Ogunjami expressed herself through multiple mediums, including metalwork, printmaking, and jewelry, but she is most recognized for her paintings. The subjects of her paintings include portraits of African people and African women braiding hair. Her work indicates her interests in religious education and in depictions of African peoples as sophisticated individuals, to counter stereotypes that present African peoples as uncivilized.

=== Exhibitions ===
While Ogunjami was still studying at Teachers College, one of her first oil paintings, Sunflower, was featured in the 1928 Harmon Foundation's exhibition at the International House of New York. Still Life, another of her paintings, was exhibited by the Harmon Foundation at an unknown location from 1929 to 1933. In December 1934, she had a one-woman exhibition at Delphic Studios in New York that included jewelry, metalwork, and twenty-seven paintings. Ogunjami's commentary on one of her paintings, titled Nupe Princess, at the exhibit's opening was recorded and can be found in the out-takes of A Study of Negro Artists, a 1930s film funded by the Harmon Foundation.

In March and April 1935, Ogunjami had work presented at the New Jersey State Museum, in Trenton, in the "Arts and Crafts Exhibition." In 1936, her work was included in the exhibit "Paintings and Sculpture by American Negro Artists" at the Renaissance Society in Chicago in 1936. Her work was included in the 2023 "African Modernism in America, 1947-67" exhibit at the Phillips Collection.

=== Notable works ===

- Sunflower
- Still Life
- A Nupe Princess
- Full Blown Magnolia

== Personal life ==

=== Marriage and religion ===
In 1915, Ogunjami married Matthew Wilson, an Episcopal clergyman, as indicated in a New York City marriage certificate (the 1930 U.S. Census has 1916 recorded).

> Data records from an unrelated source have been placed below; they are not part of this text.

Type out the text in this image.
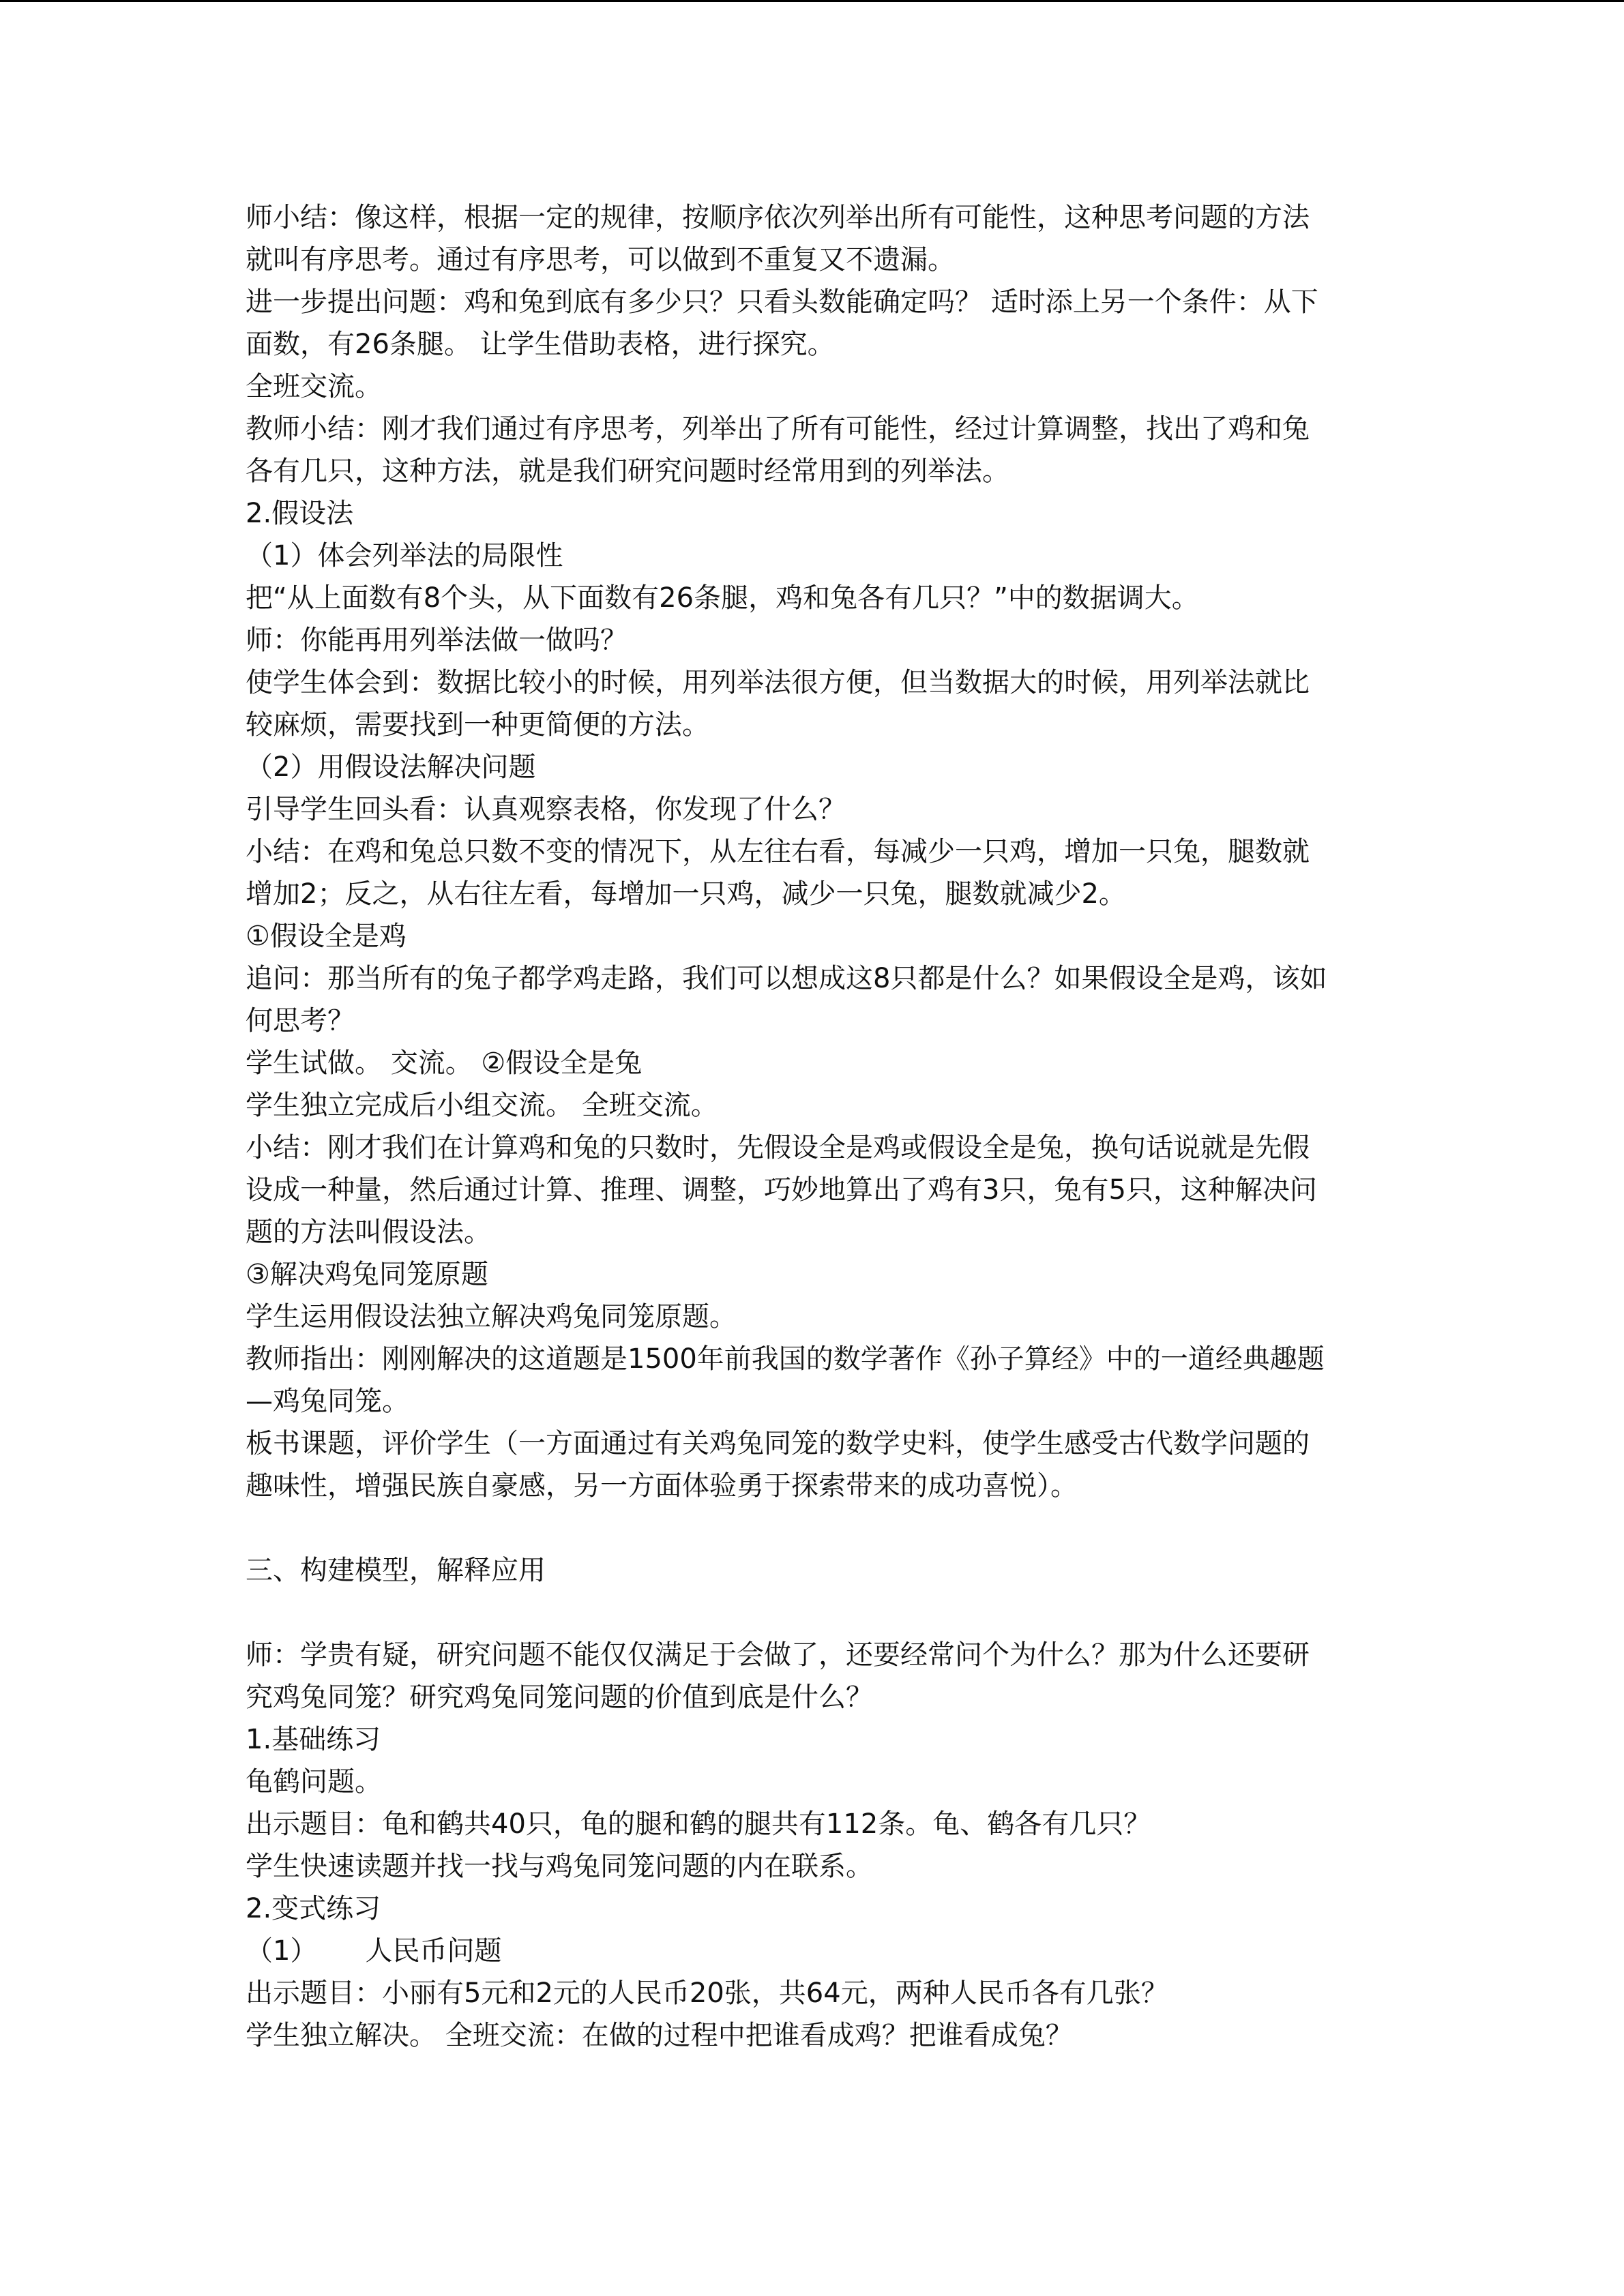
师小结：像这样，根据一定的规律，按顺序依次列举出所有可能性，这种思考问题的方法
就叫有序思考。通过有序思考，可以做到不重复又不遗漏。
进一步提出问题：鸡和兔到底有多少只？只看头数能确定吗？ 适时添上另一个条件：从下
面数，有26条腿。 让学生借助表格，进行探究。
全班交流。
教师小结：刚才我们通过有序思考，列举出了所有可能性，经过计算调整，找出了鸡和兔
各有几只，这种方法，就是我们研究问题时经常用到的列举法。
2.假设法
（1）体会列举法的局限性
把“从上面数有8个头，从下面数有26条腿，鸡和兔各有几只？”中的数据调大。
师：你能再用列举法做一做吗？
使学生体会到：数据比较小的时候，用列举法很方便，但当数据大的时候，用列举法就比
较麻烦，需要找到一种更简便的方法。
（2）用假设法解决问题
引导学生回头看：认真观察表格，你发现了什么？
小结：在鸡和兔总只数不变的情况下，从左往右看，每减少一只鸡，增加一只兔，腿数就
增加2；反之，从右往左看，每增加一只鸡，减少一只兔，腿数就减少2。
①假设全是鸡
追问：那当所有的兔子都学鸡走路，我们可以想成这8只都是什么？如果假设全是鸡，该如
何思考？
学生试做。 交流。 ②假设全是兔
学生独立完成后小组交流。 全班交流。
小结：刚才我们在计算鸡和兔的只数时，先假设全是鸡或假设全是兔，换句话说就是先假
设成一种量，然后通过计算、推理、调整，巧妙地算出了鸡有3只，兔有5只，这种解决问
题的方法叫假设法。
③解决鸡兔同笼原题
学生运用假设法独立解决鸡兔同笼原题。
教师指出：刚刚解决的这道题是1500年前我国的数学著作《孙子算经》中的一道经典趣题
—鸡兔同笼。
板书课题，评价学生（一方面通过有关鸡兔同笼的数学史料，使学生感受古代数学问题的
趣味性，增强民族自豪感，另一方面体验勇于探索带来的成功喜悦）。
三、构建模型，解释应用
师：学贵有疑，研究问题不能仅仅满足于会做了，还要经常问个为什么？那为什么还要研
究鸡兔同笼？研究鸡兔同笼问题的价值到底是什么？
1.基础练习
龟鹤问题。
出示题目：龟和鹤共40只，龟的腿和鹤的腿共有112条。龟、鹤各有几只？
学生快速读题并找一找与鸡兔同笼问题的内在联系。
2.变式练习
（1） 人民币问题
出示题目：小丽有5元和2元的人民币20张，共64元，两种人民币各有几张？
学生独立解决。 全班交流：在做的过程中把谁看成鸡？把谁看成兔？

U.S. Census records show that Ogunjami's nephew, Francis H. Bowen, and her cousin, Lena Benford, lived with Ogunjami and her husband. She followed her husband into the Episcopalian faith after they were married, but records not do show what her religious beliefs were previously.

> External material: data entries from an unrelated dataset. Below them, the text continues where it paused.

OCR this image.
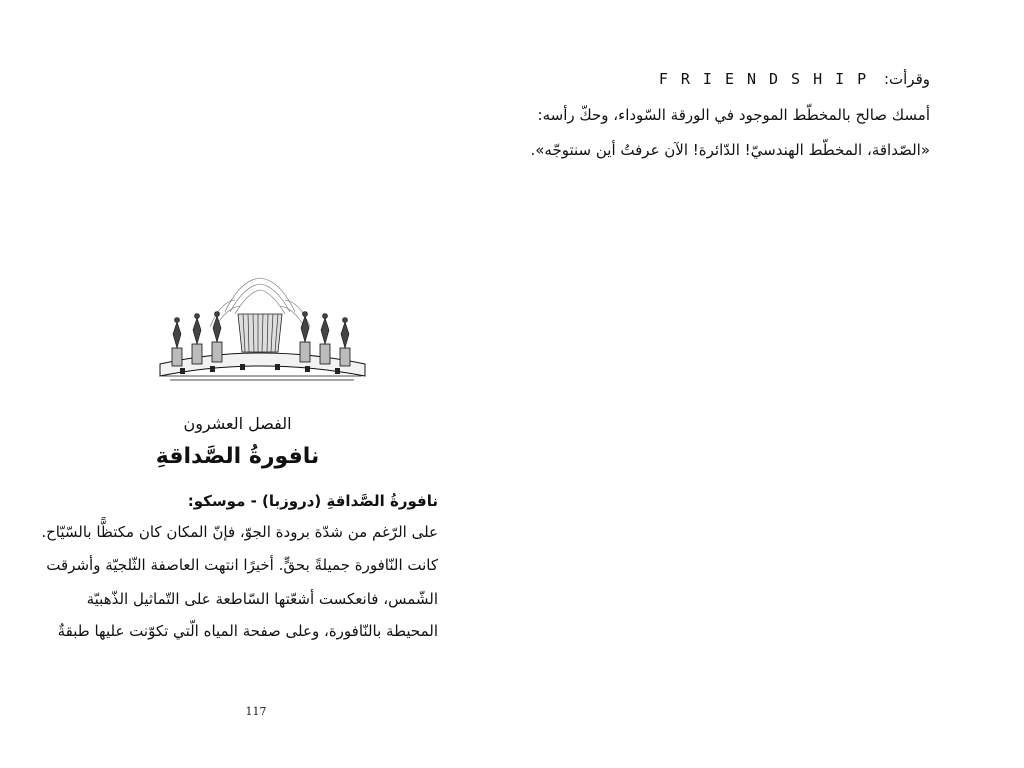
الفصل العشرون
نافورةُ الصَّداقةِ
نافورةُ الصَّداقةِ (دروزبا) - موسكو:
على الرّغم من شدّة برودة الجوّ، فإنّ المكان كان مكتظًّا بالسّيّاح.
كانت النّافورة جميلةً بحقٍّ. أخيرًا انتهت العاصفة الثّلجيّة وأشرقت
الشّمس، فانعكست أشعّتها السّاطعة على التّماثيل الذّهبيّة
المحيطة بالنّافورة، وعلى صفحة المياه الّتي تكوّنت عليها طبقةٌ
117
وقرأت: FRIENDSHIP
أمسك صالح بالمخطّط الموجود في الورقة السّوداء، وحكّ رأسه:
«الصّداقة، المخطّط الهندسيّ! الدّائرة! الآن عرفتُ أين سنتوجّه».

=== Relocation to Sierra Leone ===
To follow Wilson's wishes to return to his homeland, Sierra Leone, Ogunjami and her husband departed New York permanently for Freetown in 1935. While her husband became involved in the Anglican church there, Ogunjami kept in contact with the Harmon Foundation, telling them that her desire was to build a school, to "train our girls and boys, not only how to use their brains but their hands also, and to fit them for future useful service." She then founded the West African Normal and Industrial Institute in Freetown, as well as another school located twelve miles outside of the city.

Besides her educational efforts, Ogunjami continued to make art, specifically printmaking, and also dedicated time to religious service. She had two solo exhibitions in 1935 and 1937.

== Death ==
Ogunjami's date and place of death are unknown; correspondence ceased between her and the Harmon Foundation after 1941. One hint as to her disappearance from records and from correspondence is included in a letter, dated 1960, from Krio modern artist Miranda Burney-Nicol to Evelyn S. Brown, associate director of the Harmon Foundation, which states Burney-Nicol's belief that Ogunjami returned to Jamaica and was thought to be dead.